I grip the cage. “What’s going on, Jack?”

“You shouldn’t be here, Alice,” Jack shouts at me, cotton candy sticking to his face. “Run!”

“I won’t run, Jack.” The scene is overwhelming. I’m going to cry. I realize that almost everyone from Wonderland is inside the cage. “Tell me how I can help.”

“Run, Alice!” Lewis yells. “Run!”

I turn and look at the supposedly sane people of the world, shouting and discriminating against those behind the cage. Men, women, and their children. Where in the world does such madness come from? Why do they hate them so much?

As answers form slowly in my cloudy head, the ringmaster spells it out for me.

“Look at those freaks!” he announces. “Aren’t they funny? Aren’t they amusing? Aren’t they disgusting?”

Freaks? Is that what humans thought of the Wonderlanders when they crossed over to their world? Because they looked and acted differently?

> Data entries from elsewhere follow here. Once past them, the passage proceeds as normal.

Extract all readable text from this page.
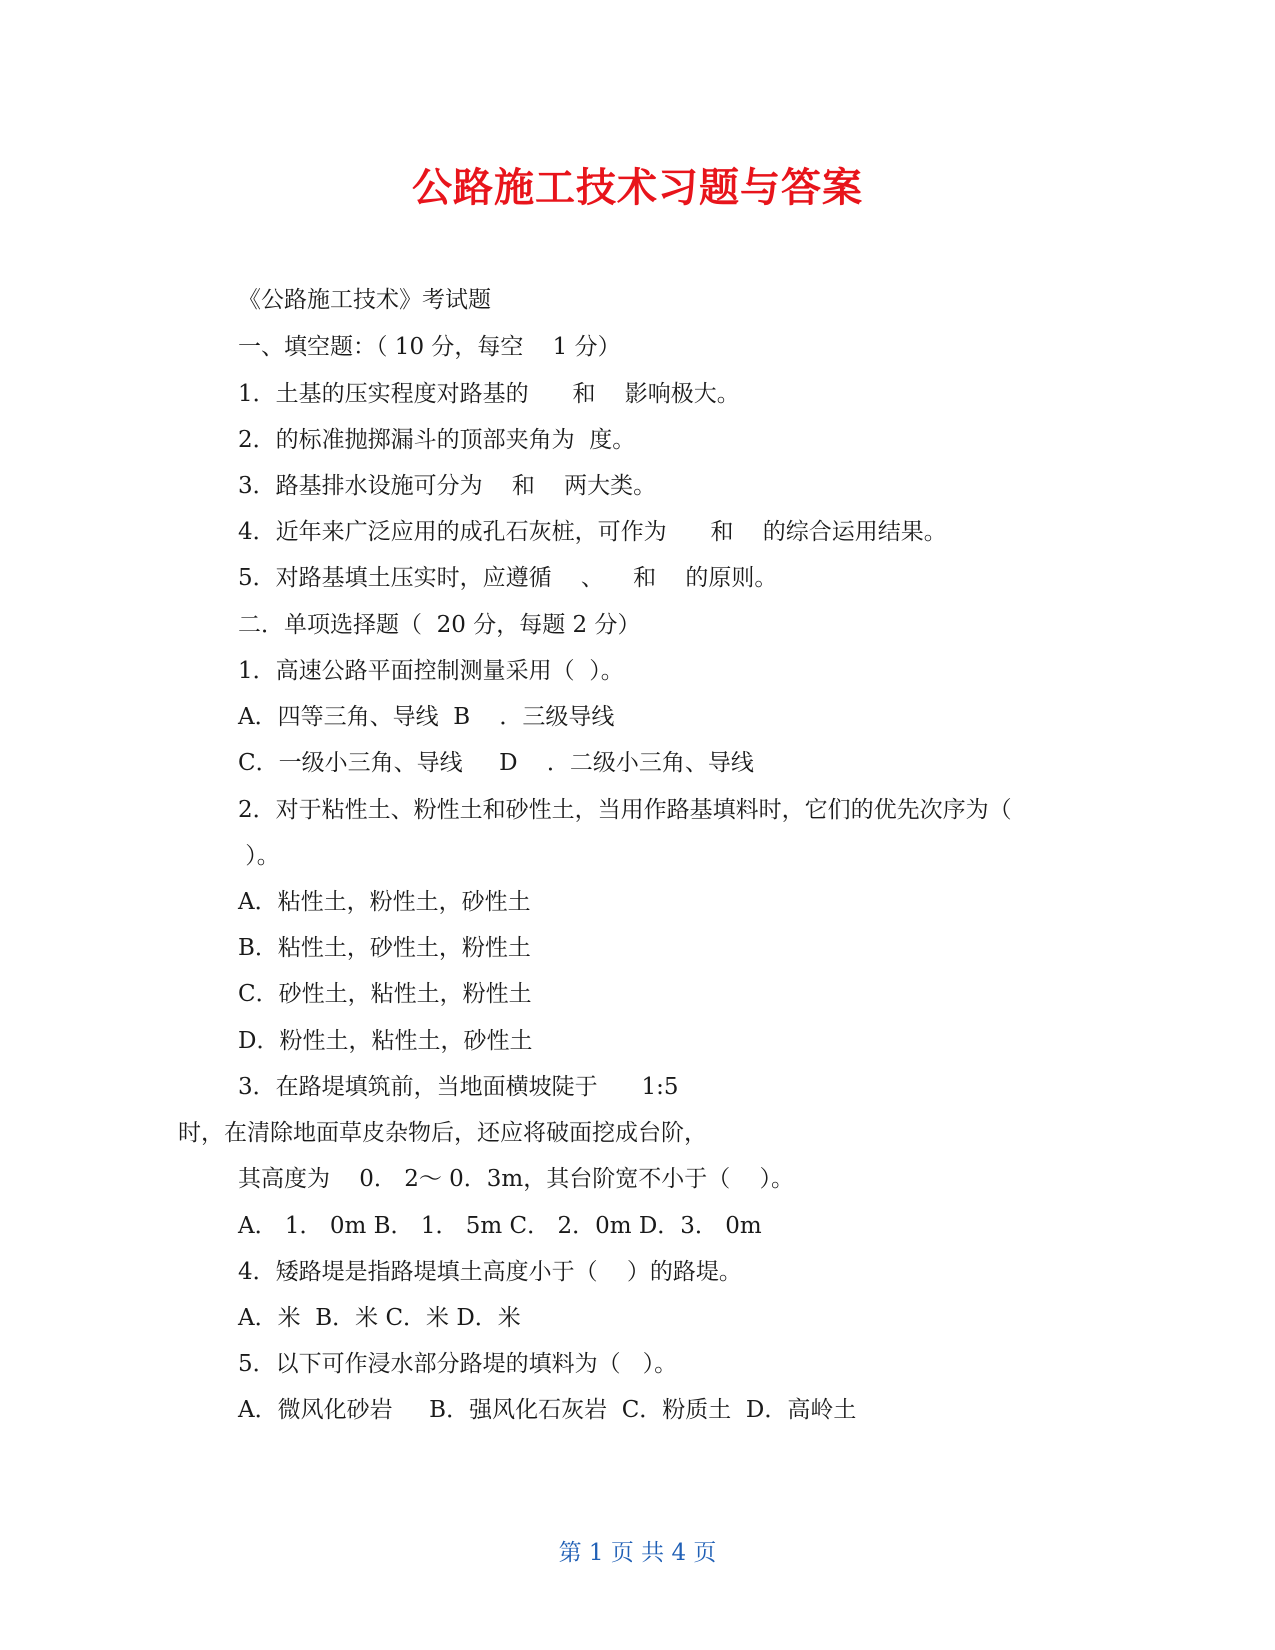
公路施工技术习题与答案
《公路施工技术》考试题
一、填空题：（ 10 分，每空    1 分）
1．土基的压实程度对路基的      和    影响极大。
2．的标准抛掷漏斗的顶部夹角为  度。
3．路基排水设施可分为    和    两大类。
4．近年来广泛应用的成孔石灰桩，可作为      和    的综合运用结果。
5．对路基填土压实时，应遵循    、    和    的原则。
二．单项选择题（  20 分，每题 2 分）
1．高速公路平面控制测量采用（  ）。
A．四等三角、导线  B    ．三级导线
C．一级小三角、导线     D    ．二级小三角、导线
2．对于粘性土、粉性土和砂性土，当用作路基填料时，它们的优先次序为（
）。
A．粘性土，粉性土，砂性土
B．粘性土，砂性土，粉性土
C．砂性土，粘性土，粉性土
D．粉性土，粘性土，砂性土
3．在路堤填筑前，当地面横坡陡于      1:5
时，在清除地面草皮杂物后，还应将破面挖成台阶，
其高度为    0． 2～ 0．3m，其台阶宽不小于（    ）。
A． 1． 0m B． 1． 5m C． 2．0m D．3． 0m
4．矮路堤是指路堤填土高度小于（    ）的路堤。
A．米  B．米 C．米 D．米
5．以下可作浸水部分路堤的填料为（   ）。
A．微风化砂岩     B．强风化石灰岩  C．粉质土  D．高岭土
第 1 页 共 4 页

“Those mad, mad, mad creatures!” the ringmaster says. “Hit them with your cotton candy. Laugh at that grinning cat. Amuse yourself with this short freak that thinks she’s a queen. Entertain yourself with the silly jokes of the man with the hat who throws tea parties and always thinks it’s six o’ clock.” He points at someone with a long hat. I can’t see his face in the shadows, but I’m assuming he is the Mad Hatter.

Suddenly, the crowd is given teacups, and they start throwing them at the Mad Hatter.

They laugh at them.

My head veers between those thought of as mad, freaks in the cage, and those supposedly sane people throwing cups at them.

“Stop it!” I scream at the crowd. “Who the heck do you think you are? It’s not them who’re freaks. It’s you!”

Then I realize my mistake.

Everything stops as they stare at me.